Not to be mean but simply to warn anyone who may actually consider what you're suggesting, this is some of the worst, overly simplified, and most misinformed database advice I've read in 30 years of designing large and small relational data structures.
Thousands of organizations all over the world, including several I'm presently working to help to recover, have suffered needlessly for years from poor query performance because of this nonsense.
Even these days, integer-based primary and foreign keys wildly outperform string-based keys.
Depending on the particulars of the scenario, integer-based keys table joins perform up to twice as well as string-based keys.
Use integer (bigint) keys for performant table joins, indexing (good luck indexing and joining on UUID keys in a performant way), etc, and add a secondary UUID key to help with external data requests, data migrations, data archiving and restoring, etc. Hell, throw in a tertiary, human-readable, text-based key to make development and troubleshooting easier.
Where is it written that a table can have only one unique key value?
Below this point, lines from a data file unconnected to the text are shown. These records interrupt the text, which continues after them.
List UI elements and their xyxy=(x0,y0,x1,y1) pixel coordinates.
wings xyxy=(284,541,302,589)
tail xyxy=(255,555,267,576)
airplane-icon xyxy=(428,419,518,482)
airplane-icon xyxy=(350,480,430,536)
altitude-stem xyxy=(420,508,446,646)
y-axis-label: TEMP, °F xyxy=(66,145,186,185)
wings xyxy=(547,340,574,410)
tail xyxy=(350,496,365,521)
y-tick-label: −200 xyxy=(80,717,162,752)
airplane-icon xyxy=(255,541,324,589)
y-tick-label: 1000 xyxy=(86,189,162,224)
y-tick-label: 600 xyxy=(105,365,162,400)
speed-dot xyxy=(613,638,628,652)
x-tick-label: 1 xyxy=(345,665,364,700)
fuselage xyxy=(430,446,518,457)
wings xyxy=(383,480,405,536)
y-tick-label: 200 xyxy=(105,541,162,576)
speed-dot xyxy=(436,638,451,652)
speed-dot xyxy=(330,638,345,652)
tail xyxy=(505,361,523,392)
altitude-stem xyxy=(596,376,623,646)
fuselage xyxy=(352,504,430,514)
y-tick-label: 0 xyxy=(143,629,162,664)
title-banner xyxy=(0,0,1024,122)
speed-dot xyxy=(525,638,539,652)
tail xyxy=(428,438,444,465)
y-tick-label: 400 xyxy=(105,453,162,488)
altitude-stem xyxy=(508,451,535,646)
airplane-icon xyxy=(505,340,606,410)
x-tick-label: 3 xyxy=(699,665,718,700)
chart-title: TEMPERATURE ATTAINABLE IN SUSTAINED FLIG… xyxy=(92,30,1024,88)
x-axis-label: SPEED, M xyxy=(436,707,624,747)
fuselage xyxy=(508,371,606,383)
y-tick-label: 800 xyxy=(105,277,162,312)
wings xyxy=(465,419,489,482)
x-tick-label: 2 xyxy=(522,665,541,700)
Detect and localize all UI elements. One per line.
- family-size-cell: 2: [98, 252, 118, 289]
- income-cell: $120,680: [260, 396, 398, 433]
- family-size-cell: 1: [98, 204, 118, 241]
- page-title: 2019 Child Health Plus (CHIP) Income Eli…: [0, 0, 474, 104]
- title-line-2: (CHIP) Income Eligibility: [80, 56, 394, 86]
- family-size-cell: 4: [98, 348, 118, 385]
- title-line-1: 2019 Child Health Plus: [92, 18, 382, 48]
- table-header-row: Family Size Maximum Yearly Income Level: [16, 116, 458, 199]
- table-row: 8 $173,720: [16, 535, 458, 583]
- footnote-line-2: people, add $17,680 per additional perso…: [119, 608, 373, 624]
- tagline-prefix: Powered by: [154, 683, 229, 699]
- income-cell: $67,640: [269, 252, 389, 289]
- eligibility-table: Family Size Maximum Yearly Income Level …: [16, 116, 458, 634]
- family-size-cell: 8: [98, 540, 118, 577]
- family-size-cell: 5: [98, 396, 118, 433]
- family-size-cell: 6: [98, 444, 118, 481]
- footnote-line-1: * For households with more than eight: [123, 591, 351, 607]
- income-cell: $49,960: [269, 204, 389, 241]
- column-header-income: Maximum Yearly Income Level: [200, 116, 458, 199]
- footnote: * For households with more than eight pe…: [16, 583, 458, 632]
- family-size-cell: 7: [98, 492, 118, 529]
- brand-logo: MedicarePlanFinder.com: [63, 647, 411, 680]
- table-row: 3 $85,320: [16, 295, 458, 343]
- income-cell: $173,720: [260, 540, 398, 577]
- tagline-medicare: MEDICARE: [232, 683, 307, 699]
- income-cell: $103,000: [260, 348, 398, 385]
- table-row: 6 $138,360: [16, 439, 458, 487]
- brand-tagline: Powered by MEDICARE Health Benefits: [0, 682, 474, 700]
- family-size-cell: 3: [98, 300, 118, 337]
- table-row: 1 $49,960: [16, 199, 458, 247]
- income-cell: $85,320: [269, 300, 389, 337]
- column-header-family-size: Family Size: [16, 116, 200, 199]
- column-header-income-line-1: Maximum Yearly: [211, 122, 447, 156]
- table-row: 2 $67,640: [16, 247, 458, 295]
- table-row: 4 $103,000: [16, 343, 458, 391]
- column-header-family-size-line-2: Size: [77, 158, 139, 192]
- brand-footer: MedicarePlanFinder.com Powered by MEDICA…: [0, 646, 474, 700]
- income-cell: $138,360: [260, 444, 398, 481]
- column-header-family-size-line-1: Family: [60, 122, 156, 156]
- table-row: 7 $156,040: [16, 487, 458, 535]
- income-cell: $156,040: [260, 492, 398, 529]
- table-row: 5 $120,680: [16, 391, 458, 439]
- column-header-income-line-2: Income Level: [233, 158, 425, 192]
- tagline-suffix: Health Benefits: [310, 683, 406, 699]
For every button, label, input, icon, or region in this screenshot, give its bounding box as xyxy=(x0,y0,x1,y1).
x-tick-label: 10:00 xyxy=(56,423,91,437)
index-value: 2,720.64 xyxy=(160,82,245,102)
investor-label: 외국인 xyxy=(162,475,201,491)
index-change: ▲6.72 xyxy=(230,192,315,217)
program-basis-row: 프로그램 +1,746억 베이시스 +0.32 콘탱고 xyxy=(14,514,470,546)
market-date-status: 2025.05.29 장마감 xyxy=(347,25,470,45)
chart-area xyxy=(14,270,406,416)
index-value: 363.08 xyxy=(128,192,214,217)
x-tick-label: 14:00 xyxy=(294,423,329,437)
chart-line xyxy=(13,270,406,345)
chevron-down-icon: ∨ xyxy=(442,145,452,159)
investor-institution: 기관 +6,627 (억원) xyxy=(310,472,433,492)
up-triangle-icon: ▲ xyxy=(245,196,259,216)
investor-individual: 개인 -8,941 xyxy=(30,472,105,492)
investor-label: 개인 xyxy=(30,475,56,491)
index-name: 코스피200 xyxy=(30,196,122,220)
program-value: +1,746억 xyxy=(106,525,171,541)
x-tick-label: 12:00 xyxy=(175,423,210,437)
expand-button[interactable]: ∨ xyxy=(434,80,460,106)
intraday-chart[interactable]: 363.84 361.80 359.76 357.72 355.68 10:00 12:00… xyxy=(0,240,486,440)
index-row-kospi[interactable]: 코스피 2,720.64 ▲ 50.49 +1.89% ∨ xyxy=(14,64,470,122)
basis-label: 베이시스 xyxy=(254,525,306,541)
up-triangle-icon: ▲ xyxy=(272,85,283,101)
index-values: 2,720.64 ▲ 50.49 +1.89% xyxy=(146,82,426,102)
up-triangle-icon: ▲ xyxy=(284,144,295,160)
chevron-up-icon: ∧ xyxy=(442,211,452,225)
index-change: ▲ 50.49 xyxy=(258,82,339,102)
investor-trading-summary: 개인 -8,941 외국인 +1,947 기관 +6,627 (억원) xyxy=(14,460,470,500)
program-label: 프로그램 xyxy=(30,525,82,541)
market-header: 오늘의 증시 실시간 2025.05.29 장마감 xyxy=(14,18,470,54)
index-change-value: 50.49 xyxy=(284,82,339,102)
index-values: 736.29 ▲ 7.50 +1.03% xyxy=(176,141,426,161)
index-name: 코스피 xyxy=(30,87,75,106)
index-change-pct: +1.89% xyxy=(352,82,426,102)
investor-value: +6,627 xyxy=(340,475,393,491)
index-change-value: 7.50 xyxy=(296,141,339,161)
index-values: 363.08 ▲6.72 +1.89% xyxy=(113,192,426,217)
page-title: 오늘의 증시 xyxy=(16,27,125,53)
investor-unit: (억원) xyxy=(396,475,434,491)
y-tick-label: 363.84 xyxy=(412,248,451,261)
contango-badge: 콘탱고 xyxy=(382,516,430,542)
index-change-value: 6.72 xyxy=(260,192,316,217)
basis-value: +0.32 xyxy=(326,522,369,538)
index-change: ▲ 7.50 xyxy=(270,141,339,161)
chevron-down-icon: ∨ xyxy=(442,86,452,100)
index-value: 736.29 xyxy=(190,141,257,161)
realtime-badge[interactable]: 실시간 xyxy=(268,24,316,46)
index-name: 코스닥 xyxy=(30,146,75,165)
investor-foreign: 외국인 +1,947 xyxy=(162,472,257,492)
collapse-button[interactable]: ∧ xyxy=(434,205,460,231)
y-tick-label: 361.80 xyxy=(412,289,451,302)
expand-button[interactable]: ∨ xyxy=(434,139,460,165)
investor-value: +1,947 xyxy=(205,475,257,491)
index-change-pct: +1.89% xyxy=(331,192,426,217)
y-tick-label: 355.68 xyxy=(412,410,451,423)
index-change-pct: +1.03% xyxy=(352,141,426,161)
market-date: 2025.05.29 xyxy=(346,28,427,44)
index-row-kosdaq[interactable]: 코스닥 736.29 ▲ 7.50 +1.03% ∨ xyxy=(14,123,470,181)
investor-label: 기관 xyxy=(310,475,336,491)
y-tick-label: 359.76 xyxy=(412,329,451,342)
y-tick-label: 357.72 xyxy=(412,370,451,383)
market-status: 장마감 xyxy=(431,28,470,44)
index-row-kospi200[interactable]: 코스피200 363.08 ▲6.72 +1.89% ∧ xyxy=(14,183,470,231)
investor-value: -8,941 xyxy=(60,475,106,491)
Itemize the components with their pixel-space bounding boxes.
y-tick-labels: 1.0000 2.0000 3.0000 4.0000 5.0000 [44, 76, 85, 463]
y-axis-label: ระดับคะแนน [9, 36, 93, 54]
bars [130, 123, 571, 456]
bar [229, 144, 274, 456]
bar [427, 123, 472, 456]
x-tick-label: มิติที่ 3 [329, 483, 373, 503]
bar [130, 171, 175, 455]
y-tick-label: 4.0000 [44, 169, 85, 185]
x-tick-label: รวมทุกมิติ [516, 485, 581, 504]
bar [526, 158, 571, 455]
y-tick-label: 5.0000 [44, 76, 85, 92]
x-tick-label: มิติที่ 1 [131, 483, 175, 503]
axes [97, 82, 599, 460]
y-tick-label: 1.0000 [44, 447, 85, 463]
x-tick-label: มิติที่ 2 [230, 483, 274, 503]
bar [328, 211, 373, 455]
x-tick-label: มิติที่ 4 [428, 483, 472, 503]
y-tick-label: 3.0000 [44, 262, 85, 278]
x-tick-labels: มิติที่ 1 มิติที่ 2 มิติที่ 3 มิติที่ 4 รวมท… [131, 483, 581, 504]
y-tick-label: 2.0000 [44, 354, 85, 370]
The scenarios you point out are all valid, but the solution you propose makes a lot of bad assumptions, e.g. why would a properly designed authorization layer EVER let an unauthorized user access data simply because s/he guessed an integer key value?
In the UUID counter-example you provide, literally the only differences are the sequential nature of integer-based counters and the size of the number space, which is essentially "security through obscurity".
Please, please, please, I beseech you, stop teaching the young 'uns that the earth is flat. Some of 'em are bound to believe you, and the unnecessary suffering will continue into yet another generation.